Update March 30th, 8AM ET: The Soyuz carrying Mark Vande Hei, Anton Shkaplerov, and Pyotr Dubrov touched down successfully in Kazakhstan at 7:28AM ET. Though wind in the area caused the Soyuz to tip over on its side after landing, all three crew members were extracted from the vehicle safely. After traveling to Karaganda by helicopter, Vande Hei will board a NASA jet to take him back to Houston, Texas.
Original Story: Record-breaking NASA astronaut Mark Vande Hei is set to return to Earth from the International Space Station on early March 30th, coming back in a Russian Soyuz rocket along with two Russian cosmonauts. His scheduled journey back to the planet has been an ongoing source of strife these last few weeks, as tensions have dramatically soured between the United States and Russia after the latter’s invasion of Ukraine.
Vande Hei has been on the ISS since April 2021, when he launched from Kazakhstan on another Soyuz rocket. He was originally going to stay on board for just six months, the standard length of stay for most astronauts on the ISS. But in September, NASA announced that Vande Hei’s stay had been extended to better accommodate a few visiting tourists and a Russian movie crew that Russia sent to the ISS at the end of last year. Thanks to the extension, Vande Hei will hold the record for the longest continuous stay in space by an American: 355 days.

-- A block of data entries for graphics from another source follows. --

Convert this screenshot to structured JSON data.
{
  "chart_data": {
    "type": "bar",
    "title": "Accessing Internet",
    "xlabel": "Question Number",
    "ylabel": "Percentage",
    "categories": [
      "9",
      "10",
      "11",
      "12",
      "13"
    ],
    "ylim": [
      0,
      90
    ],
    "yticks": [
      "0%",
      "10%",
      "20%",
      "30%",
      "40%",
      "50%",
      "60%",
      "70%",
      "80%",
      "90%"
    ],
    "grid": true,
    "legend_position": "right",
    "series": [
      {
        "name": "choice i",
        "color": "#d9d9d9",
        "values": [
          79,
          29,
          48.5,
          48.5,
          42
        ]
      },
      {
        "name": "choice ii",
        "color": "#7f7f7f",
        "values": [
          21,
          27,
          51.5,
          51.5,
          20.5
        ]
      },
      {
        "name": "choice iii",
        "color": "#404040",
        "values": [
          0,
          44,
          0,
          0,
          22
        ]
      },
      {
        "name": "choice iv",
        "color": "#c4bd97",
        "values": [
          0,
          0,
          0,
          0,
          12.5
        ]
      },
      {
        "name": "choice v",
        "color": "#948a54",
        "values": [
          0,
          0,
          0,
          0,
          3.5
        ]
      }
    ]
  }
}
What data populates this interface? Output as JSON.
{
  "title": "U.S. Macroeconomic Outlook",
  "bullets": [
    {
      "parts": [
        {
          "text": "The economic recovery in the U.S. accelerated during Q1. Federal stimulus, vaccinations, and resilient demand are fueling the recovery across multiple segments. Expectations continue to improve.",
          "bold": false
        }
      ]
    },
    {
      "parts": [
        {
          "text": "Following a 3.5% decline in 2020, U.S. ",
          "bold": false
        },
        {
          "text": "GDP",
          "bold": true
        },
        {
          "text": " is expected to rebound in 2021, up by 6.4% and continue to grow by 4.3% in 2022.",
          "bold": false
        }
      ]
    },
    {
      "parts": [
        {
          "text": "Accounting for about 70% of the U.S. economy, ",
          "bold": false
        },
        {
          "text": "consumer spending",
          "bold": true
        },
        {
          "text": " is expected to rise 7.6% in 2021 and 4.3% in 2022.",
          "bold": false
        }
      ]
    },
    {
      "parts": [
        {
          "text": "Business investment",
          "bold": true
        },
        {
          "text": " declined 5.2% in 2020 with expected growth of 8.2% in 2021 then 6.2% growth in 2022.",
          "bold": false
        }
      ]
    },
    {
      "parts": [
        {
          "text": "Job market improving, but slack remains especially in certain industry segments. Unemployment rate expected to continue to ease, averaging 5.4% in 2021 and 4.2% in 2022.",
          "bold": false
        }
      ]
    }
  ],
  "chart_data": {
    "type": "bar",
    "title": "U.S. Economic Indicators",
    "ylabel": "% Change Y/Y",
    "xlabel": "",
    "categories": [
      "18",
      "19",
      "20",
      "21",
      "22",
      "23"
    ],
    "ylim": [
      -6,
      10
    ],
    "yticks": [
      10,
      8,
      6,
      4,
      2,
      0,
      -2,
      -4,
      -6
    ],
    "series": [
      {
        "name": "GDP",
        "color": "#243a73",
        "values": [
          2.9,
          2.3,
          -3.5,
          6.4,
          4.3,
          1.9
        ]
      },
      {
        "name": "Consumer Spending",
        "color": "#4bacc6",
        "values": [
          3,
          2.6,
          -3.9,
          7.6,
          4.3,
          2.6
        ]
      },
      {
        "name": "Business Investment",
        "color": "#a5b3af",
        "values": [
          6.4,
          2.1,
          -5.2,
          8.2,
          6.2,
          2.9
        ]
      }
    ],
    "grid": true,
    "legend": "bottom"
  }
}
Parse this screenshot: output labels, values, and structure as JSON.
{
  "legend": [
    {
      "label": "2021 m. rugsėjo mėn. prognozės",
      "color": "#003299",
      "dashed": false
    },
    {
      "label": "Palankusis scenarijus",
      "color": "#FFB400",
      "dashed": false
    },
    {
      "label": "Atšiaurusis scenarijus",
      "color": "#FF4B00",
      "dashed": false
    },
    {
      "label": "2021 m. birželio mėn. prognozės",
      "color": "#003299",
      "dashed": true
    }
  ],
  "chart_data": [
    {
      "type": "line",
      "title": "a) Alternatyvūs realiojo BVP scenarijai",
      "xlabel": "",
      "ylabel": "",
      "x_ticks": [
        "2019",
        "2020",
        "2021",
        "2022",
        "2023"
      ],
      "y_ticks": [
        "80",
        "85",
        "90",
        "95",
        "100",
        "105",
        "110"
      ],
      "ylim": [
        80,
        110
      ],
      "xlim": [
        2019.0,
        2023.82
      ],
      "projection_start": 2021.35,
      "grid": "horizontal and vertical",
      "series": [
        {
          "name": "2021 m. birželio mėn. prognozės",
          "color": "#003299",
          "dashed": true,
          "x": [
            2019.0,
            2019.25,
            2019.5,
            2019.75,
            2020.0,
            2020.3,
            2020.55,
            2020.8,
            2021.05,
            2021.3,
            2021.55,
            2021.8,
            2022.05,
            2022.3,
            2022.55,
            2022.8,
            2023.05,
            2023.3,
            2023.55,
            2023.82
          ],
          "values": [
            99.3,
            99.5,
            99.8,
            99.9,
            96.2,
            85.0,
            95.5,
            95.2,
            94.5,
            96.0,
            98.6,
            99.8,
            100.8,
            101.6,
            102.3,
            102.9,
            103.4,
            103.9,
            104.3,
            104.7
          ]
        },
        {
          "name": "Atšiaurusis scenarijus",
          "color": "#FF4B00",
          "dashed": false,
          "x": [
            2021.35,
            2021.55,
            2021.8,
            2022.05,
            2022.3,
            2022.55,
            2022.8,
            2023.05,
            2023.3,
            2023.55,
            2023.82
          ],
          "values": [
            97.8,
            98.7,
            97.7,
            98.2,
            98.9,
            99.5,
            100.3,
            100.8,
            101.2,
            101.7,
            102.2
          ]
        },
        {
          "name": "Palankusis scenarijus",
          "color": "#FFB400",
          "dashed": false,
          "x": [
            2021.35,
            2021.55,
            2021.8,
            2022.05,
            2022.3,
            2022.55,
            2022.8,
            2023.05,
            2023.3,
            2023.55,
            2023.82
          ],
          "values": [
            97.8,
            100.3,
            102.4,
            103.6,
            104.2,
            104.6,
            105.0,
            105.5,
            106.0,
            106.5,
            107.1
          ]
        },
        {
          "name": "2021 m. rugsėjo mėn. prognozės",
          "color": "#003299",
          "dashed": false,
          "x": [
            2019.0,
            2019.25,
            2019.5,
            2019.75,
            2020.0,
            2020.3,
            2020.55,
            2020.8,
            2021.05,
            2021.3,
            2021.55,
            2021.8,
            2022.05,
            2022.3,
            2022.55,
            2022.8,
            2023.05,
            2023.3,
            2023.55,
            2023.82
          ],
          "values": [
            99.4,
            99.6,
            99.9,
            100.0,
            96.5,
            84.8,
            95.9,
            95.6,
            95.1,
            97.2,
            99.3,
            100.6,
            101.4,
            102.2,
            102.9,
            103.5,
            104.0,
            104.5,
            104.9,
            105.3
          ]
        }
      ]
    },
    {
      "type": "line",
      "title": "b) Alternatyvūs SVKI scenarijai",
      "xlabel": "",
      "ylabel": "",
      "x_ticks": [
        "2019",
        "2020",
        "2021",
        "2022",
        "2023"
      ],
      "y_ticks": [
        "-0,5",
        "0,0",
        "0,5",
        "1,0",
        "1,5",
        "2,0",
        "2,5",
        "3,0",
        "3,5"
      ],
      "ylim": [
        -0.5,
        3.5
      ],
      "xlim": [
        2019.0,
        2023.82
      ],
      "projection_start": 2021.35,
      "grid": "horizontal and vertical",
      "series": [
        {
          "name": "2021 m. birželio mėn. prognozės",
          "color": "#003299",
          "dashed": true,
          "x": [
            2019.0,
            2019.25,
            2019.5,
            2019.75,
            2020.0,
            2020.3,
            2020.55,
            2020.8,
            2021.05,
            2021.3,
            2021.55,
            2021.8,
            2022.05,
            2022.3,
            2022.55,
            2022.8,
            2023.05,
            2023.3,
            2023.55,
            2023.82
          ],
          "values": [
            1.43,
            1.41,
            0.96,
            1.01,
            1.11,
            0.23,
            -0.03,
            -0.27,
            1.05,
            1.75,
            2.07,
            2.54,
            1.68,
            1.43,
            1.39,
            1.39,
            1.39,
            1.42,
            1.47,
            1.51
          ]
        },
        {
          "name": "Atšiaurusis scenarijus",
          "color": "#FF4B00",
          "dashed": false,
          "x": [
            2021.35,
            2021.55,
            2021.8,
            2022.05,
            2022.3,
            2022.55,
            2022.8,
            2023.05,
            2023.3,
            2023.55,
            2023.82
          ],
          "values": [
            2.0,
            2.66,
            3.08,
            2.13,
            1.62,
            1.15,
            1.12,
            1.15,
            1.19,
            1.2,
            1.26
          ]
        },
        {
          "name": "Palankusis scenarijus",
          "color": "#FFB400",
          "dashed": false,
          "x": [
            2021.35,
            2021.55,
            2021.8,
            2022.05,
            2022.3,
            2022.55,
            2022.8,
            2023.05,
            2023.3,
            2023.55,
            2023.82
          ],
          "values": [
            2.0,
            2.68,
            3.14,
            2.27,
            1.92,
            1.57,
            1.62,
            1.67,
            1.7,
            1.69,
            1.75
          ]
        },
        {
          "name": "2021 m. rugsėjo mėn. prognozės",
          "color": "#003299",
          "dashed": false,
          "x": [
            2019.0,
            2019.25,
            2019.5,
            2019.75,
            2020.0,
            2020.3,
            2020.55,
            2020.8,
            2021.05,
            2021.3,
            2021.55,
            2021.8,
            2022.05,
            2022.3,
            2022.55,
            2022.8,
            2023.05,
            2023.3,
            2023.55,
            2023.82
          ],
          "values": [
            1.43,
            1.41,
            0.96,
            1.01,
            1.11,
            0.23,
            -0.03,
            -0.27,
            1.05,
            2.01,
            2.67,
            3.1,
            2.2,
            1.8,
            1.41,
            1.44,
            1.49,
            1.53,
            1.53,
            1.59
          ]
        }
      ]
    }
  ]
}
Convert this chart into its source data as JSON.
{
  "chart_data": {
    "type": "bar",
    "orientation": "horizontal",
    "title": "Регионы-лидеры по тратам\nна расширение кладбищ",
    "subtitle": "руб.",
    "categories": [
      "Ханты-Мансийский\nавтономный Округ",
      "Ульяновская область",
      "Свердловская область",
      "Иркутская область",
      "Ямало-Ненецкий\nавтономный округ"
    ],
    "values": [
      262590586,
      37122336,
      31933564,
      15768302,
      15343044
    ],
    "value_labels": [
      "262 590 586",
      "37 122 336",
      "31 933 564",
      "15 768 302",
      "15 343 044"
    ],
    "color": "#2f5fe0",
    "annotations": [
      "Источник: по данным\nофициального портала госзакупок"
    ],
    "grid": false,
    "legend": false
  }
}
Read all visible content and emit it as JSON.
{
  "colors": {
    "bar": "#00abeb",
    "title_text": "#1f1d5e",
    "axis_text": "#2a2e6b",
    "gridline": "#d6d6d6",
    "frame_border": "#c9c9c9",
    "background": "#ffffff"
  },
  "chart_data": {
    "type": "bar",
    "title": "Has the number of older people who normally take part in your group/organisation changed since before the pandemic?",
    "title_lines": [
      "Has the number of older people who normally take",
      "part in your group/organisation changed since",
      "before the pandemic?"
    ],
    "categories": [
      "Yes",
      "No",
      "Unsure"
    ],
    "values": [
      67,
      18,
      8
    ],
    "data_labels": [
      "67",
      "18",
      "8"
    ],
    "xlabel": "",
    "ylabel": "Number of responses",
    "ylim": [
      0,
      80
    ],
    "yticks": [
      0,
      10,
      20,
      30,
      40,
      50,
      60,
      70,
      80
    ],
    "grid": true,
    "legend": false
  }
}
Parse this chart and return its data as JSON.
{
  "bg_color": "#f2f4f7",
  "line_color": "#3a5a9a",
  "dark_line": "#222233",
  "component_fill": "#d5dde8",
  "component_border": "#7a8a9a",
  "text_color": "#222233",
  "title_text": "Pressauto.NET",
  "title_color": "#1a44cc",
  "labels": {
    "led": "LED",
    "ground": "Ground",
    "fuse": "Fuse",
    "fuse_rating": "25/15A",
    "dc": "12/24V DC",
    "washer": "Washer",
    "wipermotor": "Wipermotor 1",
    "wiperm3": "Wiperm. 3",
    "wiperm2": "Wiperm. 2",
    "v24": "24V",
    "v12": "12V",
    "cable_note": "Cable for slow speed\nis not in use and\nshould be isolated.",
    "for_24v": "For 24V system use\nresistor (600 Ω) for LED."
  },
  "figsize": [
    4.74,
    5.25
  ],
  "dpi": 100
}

The plan has always been for Vande Hei to return back to Earth in a Russian Soyuz, though he’ll be returning in a different capsule than the one he launched in. But after Russia began its invasion of Ukraine in February, some quickly wondered what that would mean for Vande Hei’s trip. Early into the invasion, NASA assured the public that the space agency and Russia’s state space corporation, Roscosmos, continued to work together to maintain normal operations of the space station. And NASA noted that Vande Hei was still coming home in a Soyuz as planned.
However, things took a turn on March 5th when RIA Novosti, a Russian state news program, shared a video on Telegram that included footage of Vande Hei on the ISS, as well as Anton Shkaplerov and Pyotr Dubrov, the two Russian cosmonauts with whom he’s supposed to return to Earth. The video was edited in such a way to make it seem like the cosmonauts were going to leave Vande Hei behind in space. The video then depicted the entire Russian portion of the space station detaching from the rest of the ISS.
RIA Novosti described the video as a joke, but some media outlets took the depictions seriously, interpreting the footage as Russia threatening to strand Vande Hei in space. It didn’t help that Dmitry Rogozin, the head of Roscosmos, also shared the video to his Telegram channel. Rogozin has been making a myriad of wild threats about the Russian-US space partnership since the invasion began, at one point insinuating that the ISS could come crashing down on Earth if Russia pulled out of the program.
After Good Morning America and Fox News speculated about Vande Hei being left on the ISS, Russia officially denied the speculation. “The US astronaut due to return to Earth soon will do so as scheduled on board Russia’s space capsule vehicle on March 30,” a report in TASS, another Russian state news organization, wrote.
NASA also reiterated that operations would continue as normal in a press conference on March 14th. “The reality is Mark Vande Hei is coming home on March 30th with Anton [Shkaplerov] and Pyotr [Dubrov]. Period,” Joel Montalbano, the ISS program manager at NASA, said during the conference when asked about the video’s supposed threat. “There’s really not much to add on that. We have confirmation from our Russian colleagues.” Montalbano also stressed that NASA and Roscosmos need each other to continue operating the space station, and that there were no immediate plans to end that partnership. “We’re not seeing any impacts of what’s going on around us. … We’re aware of what’s going on, but we are able to do our job to continue operations,” he said.
Vande Hei and his two cosmonaut crewmates will say their farewells to the rest of the astronauts on the ISS around 12AM ET, before entering the Soyuz and closing the capsule’s hatch. The Soyuz will then detach from the space station around 3:21AM ET and slowly distance itself from the ISS. The capsule will eventually perform a burn of its thrusters to take itself out of orbit, setting itself on course to land in Kazakhstan under parachutes at around 7:28AM ET. Once on the ground, Vande Hei will return back to Houston, Texas, on a NASA Gulfstream jet — the same procedure for all previous astronauts returning from the ISS in the Soyuz. NASA plans to provide live coverage of each major milestone starting at 11:30PM ET tonight.
Despite ongoing concern about how geopolitical relations may be filtering into space, the crew of the ISS showed their unity ahead of the Soyuz’s scheduled return. On Tuesday, the crew conducted a change of command ceremony, with former commander Shkaplerov handing over the symbolic key to the space station to NASA astronaut Tom Marshburn ahead of the Soyuz return. During the ceremony, Shkaplerov hinted at the struggles happening on Earth. “I [am] proud I was the commander of this excellent crew,” he said. “People have problems on Earth. On orbit… we are one crew.”